Sivas’ta bazı sivil toplum kuruluşlarının temsilcileri, Kerkük’teki resmi binalara Irak Kürt Bölgesel Yönetimi (IKBY) bayrağının asılmasına tepki gösterdi.
Türk Ocakları, Türk-İş, Türkiye Kamu-Sen, Türkiye Kamu Çalışanları Yardımlaşma ve Dayanışma Vakfı ile Sosyal Güvenlik Eğitim Kültür ve Dayanışma Vakfı, Kerkük’teki resmi binalara IKBY bayrağı asılmasıyla ilgili Türk Ocakları Sivas Şubesi’nde basın toplantısı düzenledi. Burada basın bildirisini okuyan Türk Ocakları Sivas Şube Başkanı Prof. Dr. Ahmet Bozdoğan, "Irak ve Suriye’de ABD önderliği ve planlamasıyla başlatılan parçalanma süreci, yeni bir aşamaya gelmiş görünmektedir. 1991’den beri Irak’ın kuzeyinde koruma altına alınıp büyütülen yönetim, artık bağımsızlık ilanından dem vuruyor. O günden bu yana Türk devletini yönetenlerin de ihmal ve hatta desteğiyle bugünlere gelindi. Tarihi Türk şehri Erbil başkent yapıldı, şimdi de Kerkük’e bezlerini astılar. Barzani’nin Türkiye ziyaretinde şanlı bayrağımızla birlikte göndere çekilen bez parçasına karşı gösterilen müsamahanın azdırdığı Kuzey Irak yönetimi, Türk şehri Kerkük’te Türkçe’yi evlere hapsetme yoluna girdi. Bu, oradaki Türklerin karanlığın dibine düştüğü anlamına gelmektedir" dedi.

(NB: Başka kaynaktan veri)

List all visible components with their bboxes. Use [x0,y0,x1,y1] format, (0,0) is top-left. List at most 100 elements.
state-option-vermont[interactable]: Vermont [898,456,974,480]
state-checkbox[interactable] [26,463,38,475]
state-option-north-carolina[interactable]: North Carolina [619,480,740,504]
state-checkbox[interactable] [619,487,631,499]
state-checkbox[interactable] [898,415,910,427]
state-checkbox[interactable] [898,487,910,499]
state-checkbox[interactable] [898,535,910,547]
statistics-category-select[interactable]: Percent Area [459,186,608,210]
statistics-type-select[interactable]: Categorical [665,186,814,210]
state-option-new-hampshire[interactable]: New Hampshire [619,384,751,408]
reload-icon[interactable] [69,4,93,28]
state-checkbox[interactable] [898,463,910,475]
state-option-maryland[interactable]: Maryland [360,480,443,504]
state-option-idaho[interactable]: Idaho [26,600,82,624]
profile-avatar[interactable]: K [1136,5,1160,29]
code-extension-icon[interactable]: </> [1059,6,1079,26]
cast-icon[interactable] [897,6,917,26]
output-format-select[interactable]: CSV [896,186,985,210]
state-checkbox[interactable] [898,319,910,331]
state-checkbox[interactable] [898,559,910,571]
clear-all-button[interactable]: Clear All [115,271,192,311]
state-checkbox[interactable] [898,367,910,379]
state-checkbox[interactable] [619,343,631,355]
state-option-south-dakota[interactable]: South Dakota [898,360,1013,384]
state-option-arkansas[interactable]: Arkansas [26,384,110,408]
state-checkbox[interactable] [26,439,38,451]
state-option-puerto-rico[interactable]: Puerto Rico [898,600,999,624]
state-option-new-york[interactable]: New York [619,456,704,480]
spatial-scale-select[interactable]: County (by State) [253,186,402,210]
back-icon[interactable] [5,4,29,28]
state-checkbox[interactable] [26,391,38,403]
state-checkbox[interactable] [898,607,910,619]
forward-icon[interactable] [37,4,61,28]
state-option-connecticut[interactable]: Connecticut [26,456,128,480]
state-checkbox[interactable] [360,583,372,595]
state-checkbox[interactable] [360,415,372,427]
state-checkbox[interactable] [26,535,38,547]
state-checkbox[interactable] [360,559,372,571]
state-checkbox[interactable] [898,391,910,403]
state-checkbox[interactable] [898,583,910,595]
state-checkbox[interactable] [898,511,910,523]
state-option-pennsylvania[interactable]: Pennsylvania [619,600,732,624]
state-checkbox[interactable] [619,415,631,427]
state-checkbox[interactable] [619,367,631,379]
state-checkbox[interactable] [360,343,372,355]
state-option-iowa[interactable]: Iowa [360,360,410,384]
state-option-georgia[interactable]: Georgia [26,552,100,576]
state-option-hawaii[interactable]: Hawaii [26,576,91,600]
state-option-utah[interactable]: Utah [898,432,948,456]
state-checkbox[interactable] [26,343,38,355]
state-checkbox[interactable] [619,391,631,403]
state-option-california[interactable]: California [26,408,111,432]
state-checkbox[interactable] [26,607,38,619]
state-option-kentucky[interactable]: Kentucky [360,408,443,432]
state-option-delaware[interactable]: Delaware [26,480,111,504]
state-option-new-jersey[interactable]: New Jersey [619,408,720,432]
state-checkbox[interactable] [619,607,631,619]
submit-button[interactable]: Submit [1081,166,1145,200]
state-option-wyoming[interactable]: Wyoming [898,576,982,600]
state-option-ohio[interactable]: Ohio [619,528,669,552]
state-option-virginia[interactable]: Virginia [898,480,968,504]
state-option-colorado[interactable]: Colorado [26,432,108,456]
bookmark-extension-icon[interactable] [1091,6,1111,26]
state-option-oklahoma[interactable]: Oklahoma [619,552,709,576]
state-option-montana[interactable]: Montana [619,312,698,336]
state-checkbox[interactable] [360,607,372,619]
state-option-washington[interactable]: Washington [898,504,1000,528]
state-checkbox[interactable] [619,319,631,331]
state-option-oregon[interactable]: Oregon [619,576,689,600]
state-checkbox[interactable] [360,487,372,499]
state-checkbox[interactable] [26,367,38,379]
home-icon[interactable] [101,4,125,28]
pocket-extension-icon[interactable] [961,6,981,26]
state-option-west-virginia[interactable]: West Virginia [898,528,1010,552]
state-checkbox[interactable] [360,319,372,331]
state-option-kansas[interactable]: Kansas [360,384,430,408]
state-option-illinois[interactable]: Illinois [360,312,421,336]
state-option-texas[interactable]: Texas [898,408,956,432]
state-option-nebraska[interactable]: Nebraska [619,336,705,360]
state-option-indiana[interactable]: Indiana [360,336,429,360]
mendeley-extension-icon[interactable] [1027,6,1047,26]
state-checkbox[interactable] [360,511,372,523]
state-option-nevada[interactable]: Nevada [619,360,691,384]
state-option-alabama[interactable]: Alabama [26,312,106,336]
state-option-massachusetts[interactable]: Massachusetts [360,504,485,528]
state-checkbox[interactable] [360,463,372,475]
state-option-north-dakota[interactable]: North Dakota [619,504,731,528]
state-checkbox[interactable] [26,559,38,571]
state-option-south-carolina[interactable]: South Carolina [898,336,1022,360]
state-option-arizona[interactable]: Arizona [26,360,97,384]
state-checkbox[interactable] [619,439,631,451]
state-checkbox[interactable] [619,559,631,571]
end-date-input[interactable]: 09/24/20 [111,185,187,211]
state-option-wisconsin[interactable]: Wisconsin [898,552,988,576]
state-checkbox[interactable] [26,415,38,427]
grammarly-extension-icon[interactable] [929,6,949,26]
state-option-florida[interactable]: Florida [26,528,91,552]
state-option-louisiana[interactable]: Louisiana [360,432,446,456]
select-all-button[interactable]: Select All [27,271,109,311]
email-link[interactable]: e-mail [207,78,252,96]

PKK uzantılarının, Suriye’nin kuzeyinde tamamlamaya çalıştıkları terör koridoruna Fırat Kalkanı ile cevap verildiğini ama Menbiç’teki ilerlemelerine set çekilemediği ifade eden Bozdoğan,"Sözde en büyük müttefikimiz de, ona karşı yaklaşmaya çalıştığımız kuzey komşumuz da PKK uzantısına desteklerini açıkça gösterdiler. Boş laf yerine Süleyman Şah türbesinin bulunduğu ve resmen Türk toprağı olan bölgeyi emniyet altına almak için bir harekat yapmak aklımıza gelmedi. Hatay’a komşu Afrin’deki yapıyı oradan söküp atmadık. Sonunda orası da Ruslar tarafından korumaya alındı. Suriye ve Irak’ta bin yıllık Türk varlığı tehdit altındadır. Türkmeneli coğrafyasının silinmesi karşısında tarihi sorumluluğunu yerine getiremeyecek olanlar, Türk milletinin ve tarihin huzurunda vebal altındadırlar. Beka meselesini vurgulayarak sistem değişikliği cihetine giden yöneticilerimiz ve siyasilerimiz, bekamıza asıl tehdidin geldiği bu coğrafyadaki gelişmelere odaklanmak zorundadırlar. Bu tehdit karşısında yekvücut olmamız gereken bir zamanda talihsiz ve yanlış bir adımla toplum yine ikiye bölündü. Kerkük’te yaratılmak istenen oldu, bittiye karşı cılız birkaç ses dışında ciddi bir tepki yok. Kerkük hangi hesaplara kurban ediliyor, bilmek istiyoruz. Türkmeneli lideri Erşat Salihi’nin çığlıkları doğru dürüst karşılık bulamıyor" ifadelerini kullandı.